Last year, pediatric gastroenterologist Subra Kugathasan gave an “old fashioned” grand rounds talk at Children’s Healthcare of Atlanta’s Egleston hospital, describing a family’s struggle with a multifaceted problem of autoimmunity.

Subra Kugathasan, MD

Now the Journal of Pediatric Gastroenterology and Nutrition paper, on how the genetic alteration underlying the family’s struggles was identified, is published. Kugathasan reports that the young man at the center of the paper is scheduled for allogeneic bone marrow transplant in the United States (but not in Atlanta) in the next couple months.

The list of troubles the members of the family had to deal with is long: gastrointestinal issues and food allergies, skin irritation, bacterial + yeast infections, and arthritis. The mother and her brother were affected to some degree, as well as all three of the kids (see tree diagram). The youngest brother is the “proband”, a geneticist’s term for starting point.

As determined by whole exome sequencing, the gene responsible is FOXP3, which controls the development of regulatory T cells. These are cells that restrain the rest of the immune system; if they aren’t functioning correctly, the immune system is at war with the rest of the body, like in this family.

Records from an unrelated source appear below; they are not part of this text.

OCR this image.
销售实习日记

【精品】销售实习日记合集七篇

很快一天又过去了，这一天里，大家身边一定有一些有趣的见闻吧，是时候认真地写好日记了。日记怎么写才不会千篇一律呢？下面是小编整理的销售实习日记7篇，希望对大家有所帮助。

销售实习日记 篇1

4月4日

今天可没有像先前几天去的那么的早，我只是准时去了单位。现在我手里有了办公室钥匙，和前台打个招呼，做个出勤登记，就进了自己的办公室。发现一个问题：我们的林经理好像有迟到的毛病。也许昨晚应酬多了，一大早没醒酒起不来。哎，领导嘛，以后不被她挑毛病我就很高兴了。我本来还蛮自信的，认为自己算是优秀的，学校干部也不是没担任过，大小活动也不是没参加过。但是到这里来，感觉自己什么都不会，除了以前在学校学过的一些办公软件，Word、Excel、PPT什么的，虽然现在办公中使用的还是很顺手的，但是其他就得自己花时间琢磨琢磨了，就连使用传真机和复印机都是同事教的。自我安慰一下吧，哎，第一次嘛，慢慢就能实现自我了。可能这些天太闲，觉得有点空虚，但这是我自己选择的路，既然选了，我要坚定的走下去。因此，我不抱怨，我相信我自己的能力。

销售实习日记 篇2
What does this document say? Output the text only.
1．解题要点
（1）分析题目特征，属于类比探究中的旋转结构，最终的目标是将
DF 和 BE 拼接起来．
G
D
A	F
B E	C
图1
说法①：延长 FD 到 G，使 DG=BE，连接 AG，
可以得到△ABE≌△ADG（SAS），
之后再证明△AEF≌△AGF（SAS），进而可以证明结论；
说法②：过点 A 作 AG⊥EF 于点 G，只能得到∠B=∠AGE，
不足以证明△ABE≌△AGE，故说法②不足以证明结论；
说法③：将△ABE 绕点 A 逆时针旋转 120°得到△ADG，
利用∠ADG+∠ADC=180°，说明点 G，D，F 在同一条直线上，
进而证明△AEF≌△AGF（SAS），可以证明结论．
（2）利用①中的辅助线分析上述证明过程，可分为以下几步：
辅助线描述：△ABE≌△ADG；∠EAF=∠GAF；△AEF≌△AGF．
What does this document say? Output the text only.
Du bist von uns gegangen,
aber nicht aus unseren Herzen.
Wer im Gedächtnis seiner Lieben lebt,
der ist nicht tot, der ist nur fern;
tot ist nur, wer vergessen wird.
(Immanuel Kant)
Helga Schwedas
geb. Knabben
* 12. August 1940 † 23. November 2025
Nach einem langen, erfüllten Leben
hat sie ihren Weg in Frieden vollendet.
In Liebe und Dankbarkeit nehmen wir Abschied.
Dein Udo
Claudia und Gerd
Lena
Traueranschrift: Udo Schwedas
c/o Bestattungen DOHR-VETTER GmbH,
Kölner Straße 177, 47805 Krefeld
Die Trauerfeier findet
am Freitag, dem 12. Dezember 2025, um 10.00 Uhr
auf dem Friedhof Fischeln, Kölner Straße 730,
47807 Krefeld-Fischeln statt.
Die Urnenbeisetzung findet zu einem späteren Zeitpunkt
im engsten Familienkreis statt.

The genetic variant identified was new — that’s why whole exome sequencing was necessary to find it. The authors conclude:

Supporting the utility of WES [whole exome sequencing] in familial clusters of atypical IBD [inflammatory bowel disease], this approach led to a definitive diagnosis in this case, resulting in a justifiable treatment strategy of allogeneic bone marrow transplantation, the treatment of choice for IPEX [Immune dysregulation, polyendocrinopathy, enteropathy, X-linked syndrome].

Bone marrow transplant is a big deal; doctors are essentially wiping out the immune system then bringing it back, with several associated risks. So the decision to go ahead is not taken lightly. In general, whether bone marrow transplant — either autologous (patient donates back to self) or allogeneic (the donor is someone else) — is appropriate as a treatment for inflammatory bowel disease is still being investigated. Here, since a genetic origin is clear and there are autoimmune effects beyond the digestive system, it becomes the treatment of choice.